Monday, January 20, 2014

Huck Finn and Self-Enslavement

Connor McCloskey
Dr. Ellis
EN 346 Critical Meth: Banned Books
January 21st, 2014
Huck Finn and Self-enslavement
When reflecting back on Huck Finn’s liberation from the civilized world that seems to offer terrors such as slavery, alcoholism, and abuse to the world of nature that offers peaceful relaxation aboard the timeless Mississippi, it appears as though over the course of his journey, Huck’s world of nature becomes method by which he enslaves himself to the horrors and the nightmares of the world at large. Huck says early in the novel that not only the books, and by proxy civilizations, are bad, but Huck also states that all books lie in one way or another, and some more than others. This fact becomes interesting when looking into Huck’s credibility as an author and a narrator who is not only a product of his racist and violent culture, as seen by his sense of shame or guilt for Jim’s escape to freedom, but also as someone who witnessed numerous tragic events at a young age and must make sense of those events to help him with his nightmares. By writing about the events, Huck takes control of his own story and enables himself to hide the true nature of the horrors of the world he witnessed through the development of his writing. In this sense, Huck never really reaches liberation by running from civilization, and he even goes further to enslave himself by running from the nightmares and continually lying to his audience. Huck emphasizes this best when he writes:
Tom’s most well, now, and got his bullet around his neck on a watchguard for a watch, and is always seeing what time it is, and so there ain’t nothing more to write about, and I am rotten glad of it, because if I’d a knowned what a trouble it was to make a book I wouldn’t a tackled it ain’t agoing to no more. But I reckon I got to light out for the Territory ahead of the rest, because aunt Sally she’s going to adopt me and sivilize me and I can’t stand it. I been there before. (Twain 295-296).

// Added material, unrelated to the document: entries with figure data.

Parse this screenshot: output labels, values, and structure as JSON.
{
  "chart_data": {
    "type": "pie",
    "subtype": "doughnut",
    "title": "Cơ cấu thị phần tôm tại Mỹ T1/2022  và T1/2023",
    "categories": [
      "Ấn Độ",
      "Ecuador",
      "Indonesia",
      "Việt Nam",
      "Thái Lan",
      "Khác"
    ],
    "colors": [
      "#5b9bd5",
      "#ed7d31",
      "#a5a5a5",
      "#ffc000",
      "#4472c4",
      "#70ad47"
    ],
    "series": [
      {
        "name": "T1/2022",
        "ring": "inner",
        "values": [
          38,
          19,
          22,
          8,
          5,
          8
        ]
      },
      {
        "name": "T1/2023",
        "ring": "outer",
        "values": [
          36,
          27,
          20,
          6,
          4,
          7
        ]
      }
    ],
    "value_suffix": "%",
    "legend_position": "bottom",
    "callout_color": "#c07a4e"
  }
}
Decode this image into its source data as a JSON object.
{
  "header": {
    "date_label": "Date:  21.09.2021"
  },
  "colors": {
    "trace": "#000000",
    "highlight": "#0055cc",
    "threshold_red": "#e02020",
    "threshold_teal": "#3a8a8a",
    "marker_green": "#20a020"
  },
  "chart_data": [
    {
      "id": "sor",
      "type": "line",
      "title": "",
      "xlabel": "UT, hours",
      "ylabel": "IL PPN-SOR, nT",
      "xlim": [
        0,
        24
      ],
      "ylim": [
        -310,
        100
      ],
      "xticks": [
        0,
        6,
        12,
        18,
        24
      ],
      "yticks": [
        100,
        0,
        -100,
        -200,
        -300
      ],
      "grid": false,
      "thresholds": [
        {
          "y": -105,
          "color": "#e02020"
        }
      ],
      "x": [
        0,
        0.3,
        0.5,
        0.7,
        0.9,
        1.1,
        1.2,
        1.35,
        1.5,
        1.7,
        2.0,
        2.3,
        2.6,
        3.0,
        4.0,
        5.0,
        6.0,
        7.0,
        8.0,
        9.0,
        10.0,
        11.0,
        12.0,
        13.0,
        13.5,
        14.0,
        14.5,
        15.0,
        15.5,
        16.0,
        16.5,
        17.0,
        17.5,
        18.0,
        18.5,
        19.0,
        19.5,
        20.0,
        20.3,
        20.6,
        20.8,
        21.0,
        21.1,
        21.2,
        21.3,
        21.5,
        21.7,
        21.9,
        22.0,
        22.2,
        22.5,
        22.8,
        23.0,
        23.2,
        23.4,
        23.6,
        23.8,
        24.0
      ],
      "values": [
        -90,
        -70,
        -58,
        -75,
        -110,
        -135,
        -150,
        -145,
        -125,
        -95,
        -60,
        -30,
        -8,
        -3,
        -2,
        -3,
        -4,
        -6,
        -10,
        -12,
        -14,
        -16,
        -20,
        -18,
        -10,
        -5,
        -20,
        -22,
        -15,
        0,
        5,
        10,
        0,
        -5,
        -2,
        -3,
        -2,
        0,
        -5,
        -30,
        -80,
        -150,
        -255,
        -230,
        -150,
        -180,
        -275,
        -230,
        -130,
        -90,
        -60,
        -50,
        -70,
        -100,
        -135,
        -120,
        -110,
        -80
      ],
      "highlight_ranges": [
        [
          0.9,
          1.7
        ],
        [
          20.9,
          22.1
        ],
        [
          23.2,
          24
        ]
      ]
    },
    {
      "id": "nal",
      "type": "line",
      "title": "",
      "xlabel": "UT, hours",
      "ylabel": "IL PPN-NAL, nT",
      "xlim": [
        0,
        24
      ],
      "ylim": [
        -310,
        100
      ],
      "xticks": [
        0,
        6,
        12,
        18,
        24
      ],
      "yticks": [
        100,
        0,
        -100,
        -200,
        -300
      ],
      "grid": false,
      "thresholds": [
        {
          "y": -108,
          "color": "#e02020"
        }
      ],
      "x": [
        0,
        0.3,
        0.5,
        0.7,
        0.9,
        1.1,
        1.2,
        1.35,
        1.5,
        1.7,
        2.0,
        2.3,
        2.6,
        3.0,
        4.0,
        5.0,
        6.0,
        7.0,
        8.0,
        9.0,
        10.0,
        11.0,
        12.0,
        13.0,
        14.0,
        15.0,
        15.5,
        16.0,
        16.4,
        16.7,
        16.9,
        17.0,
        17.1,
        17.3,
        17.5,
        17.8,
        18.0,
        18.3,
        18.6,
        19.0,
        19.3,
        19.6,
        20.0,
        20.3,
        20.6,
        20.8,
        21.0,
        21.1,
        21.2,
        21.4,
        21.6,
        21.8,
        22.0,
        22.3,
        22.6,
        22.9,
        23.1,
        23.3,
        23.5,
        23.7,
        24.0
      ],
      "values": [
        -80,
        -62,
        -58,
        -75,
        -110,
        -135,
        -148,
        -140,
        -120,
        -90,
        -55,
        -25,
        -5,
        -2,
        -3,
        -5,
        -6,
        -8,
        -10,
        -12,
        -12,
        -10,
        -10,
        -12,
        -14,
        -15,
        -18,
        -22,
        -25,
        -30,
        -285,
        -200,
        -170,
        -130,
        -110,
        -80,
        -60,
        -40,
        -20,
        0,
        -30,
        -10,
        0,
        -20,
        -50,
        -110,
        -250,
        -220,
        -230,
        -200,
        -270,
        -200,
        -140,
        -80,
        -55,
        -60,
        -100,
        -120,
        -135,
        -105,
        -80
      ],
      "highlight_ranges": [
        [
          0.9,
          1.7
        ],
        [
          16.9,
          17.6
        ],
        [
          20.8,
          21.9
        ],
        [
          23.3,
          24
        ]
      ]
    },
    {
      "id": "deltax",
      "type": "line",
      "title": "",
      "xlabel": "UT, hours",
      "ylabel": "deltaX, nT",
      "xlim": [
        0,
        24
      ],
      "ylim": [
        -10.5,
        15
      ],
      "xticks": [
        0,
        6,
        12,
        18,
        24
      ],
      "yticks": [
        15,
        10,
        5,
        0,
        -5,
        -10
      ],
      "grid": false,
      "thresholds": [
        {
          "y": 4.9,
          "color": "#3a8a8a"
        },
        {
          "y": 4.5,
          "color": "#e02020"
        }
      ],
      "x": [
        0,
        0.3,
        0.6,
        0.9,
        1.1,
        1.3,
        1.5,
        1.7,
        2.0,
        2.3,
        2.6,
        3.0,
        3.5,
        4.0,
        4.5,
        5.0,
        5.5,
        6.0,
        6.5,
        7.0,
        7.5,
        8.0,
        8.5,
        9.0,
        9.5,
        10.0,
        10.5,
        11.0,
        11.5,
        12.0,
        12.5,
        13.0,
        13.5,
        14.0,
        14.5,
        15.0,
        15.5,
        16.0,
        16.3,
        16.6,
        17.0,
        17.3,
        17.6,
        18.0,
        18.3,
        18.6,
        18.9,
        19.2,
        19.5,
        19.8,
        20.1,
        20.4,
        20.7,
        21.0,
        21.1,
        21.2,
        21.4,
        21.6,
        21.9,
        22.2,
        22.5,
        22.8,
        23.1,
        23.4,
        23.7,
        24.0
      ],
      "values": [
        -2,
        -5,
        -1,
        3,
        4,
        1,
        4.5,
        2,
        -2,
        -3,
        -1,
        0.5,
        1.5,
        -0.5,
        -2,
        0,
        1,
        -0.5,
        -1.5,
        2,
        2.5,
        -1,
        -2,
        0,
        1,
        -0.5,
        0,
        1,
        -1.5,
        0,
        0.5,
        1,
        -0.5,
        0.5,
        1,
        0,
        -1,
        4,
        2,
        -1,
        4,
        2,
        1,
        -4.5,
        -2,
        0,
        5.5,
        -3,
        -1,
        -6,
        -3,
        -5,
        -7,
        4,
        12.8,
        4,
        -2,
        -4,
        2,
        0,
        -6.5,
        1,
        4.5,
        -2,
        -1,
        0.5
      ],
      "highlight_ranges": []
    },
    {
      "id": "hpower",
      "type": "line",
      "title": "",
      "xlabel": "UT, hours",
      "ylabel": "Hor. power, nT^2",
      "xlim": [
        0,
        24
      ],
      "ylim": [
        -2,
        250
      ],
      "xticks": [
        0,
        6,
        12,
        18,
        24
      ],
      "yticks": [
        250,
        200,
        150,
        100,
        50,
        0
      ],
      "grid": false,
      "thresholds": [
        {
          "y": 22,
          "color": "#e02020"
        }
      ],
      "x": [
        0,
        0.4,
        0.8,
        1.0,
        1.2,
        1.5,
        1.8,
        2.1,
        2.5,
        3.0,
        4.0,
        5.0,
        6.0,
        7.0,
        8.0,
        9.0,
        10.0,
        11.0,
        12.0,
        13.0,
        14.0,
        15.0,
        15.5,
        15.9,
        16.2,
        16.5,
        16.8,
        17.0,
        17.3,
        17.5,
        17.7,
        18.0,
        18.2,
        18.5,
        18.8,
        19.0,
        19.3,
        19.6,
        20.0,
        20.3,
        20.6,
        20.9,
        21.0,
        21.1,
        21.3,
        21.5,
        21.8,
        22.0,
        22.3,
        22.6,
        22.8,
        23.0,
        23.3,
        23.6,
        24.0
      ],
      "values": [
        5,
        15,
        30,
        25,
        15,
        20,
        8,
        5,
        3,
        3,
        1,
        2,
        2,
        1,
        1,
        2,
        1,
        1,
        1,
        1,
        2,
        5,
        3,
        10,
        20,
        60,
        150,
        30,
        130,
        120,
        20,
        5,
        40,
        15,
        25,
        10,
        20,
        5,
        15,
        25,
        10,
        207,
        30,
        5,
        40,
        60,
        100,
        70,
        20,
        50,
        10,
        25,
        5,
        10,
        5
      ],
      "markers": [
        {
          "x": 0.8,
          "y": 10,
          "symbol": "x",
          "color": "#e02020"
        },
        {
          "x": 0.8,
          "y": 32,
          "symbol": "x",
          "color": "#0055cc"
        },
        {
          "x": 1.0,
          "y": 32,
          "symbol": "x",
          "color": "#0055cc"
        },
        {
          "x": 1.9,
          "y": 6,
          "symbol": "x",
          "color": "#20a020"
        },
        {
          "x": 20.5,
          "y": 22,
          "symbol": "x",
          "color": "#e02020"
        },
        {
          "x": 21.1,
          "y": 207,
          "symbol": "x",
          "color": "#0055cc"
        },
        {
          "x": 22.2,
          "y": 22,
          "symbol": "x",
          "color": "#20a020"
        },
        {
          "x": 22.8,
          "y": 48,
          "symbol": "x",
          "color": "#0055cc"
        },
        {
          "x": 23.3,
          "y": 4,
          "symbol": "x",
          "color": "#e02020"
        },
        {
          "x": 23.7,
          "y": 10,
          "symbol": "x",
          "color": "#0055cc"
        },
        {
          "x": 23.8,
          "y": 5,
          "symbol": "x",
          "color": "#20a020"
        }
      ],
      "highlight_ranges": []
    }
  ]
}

Here we learn a lesson from Huck’s inability to accept his problems, mainly about not running from them. Huck seems to believe that heading out to a new area unknown to the rest of the world, where he can get a fresh start, will absolve him of his damnation and will stop his nightmares. What Huck seems to miss lies in the condition of civilization and how it, like the Mississippi river, exists in this unfolding duality in terms of the negative and the positive for Huck. Huck can run, but civilization will eventually catch up to him. It is up to Huck to realize the potential that civilization has for good, after all, although civilization enslaved Jim and stripped him of his humanity, it was civilization that also gave him freedom. In this sense, I feel as though this message of our creative potential should ring for us, especially as we live within a university where we not only have the ability to re-invent ourselves when we first arrive, but also have the potential for opening our minds to new experiences and changing our outlook on the world through our interactions with others. Most importantly I feel as though we should learn from Huck and understand that although we can never truly escape our problems, especially by running to new places, we still have the ability to write our own stories. Just remember that we do not have to do things by the book, which I feel limits our ability to not only express ourselves individually, but actually be ourselves.
               Works Cited
Twain, Mark, and Thomas Cooley. Adventures of Huckleberry Finn: An Authoritative Text, Contexts and Sources, Criticism. New York: Norton, 1999. Print.